You and Your Research - Flemlord
http://www.cs.virginia.edu/~robins/YouAndYourResearch.html?
======
Flemlord
This was posted a year ago, but it produced such an "ah ha" moment for me, I
thought I'd re-post. My favorite paragraph:

"Now again, emotional commitment is not enough. It is a necessary condition
apparently. And I think I can tell you the reason why. Everybody who has
studied creativity is driven finally to saying, ``creativity comes out of your
subconscious.'' Somehow, suddenly, there it is. It just appears. Well, we know
very little about the subconscious; but one thing you are pretty well aware of
is that your dreams also come out of your subconscious.
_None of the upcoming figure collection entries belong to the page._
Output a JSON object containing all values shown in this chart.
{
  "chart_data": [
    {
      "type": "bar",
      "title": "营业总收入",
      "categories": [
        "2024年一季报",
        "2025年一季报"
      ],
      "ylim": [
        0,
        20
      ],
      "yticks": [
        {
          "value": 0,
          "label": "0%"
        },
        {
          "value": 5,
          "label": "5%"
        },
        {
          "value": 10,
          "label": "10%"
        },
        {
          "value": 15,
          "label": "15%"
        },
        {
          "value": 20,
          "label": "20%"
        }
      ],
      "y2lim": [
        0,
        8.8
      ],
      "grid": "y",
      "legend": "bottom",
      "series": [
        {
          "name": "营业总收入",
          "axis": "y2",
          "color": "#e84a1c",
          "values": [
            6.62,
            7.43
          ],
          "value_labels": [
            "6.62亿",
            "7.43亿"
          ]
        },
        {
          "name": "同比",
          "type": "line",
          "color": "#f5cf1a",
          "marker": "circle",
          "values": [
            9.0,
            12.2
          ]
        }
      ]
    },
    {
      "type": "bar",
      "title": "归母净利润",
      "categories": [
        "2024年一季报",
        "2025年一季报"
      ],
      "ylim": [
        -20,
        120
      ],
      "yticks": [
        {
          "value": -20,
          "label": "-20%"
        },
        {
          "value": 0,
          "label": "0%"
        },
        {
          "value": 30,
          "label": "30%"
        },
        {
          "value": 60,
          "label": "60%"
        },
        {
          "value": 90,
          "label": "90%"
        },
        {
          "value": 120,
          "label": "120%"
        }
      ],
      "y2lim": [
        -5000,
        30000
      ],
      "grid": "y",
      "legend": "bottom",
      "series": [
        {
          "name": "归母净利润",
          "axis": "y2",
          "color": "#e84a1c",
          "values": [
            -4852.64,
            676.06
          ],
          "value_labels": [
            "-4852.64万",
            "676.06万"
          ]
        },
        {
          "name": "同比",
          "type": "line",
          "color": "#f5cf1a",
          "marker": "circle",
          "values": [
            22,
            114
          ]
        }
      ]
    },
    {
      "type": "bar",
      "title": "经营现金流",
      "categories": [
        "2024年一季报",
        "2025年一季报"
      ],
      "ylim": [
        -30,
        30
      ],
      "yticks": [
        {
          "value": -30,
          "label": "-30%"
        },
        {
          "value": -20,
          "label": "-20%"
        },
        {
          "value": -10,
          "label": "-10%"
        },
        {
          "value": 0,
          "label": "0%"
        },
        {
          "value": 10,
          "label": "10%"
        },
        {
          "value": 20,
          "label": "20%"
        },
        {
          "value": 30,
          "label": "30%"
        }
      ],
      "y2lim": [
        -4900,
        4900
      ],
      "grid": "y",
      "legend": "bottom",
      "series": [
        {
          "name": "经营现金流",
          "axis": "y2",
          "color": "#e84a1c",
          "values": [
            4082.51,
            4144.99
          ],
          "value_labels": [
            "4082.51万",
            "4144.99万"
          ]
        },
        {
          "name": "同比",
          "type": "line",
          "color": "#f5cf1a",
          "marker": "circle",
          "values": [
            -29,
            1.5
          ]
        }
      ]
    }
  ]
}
And you're aware your
dreams are, to a fair extent, a reworking of the experiences of the day. If
you are deeply immersed and committed to a topic, day after day after day,
your subconscious has nothing to do but work on your problem. And so you wake
up one morning, or on some afternoon, and there's the answer. For those who
don't get committed to their current problem, the subconscious goofs off on
other things and doesn't produce the big result. So the way to manage yourself
is that when you have a real important problem you don't let anything else get
the center of your attention - you keep your thoughts on the problem. Keep
your subconscious starved so it has to work on your problem, so you can sleep
peacefully and get the answer in the morning, free."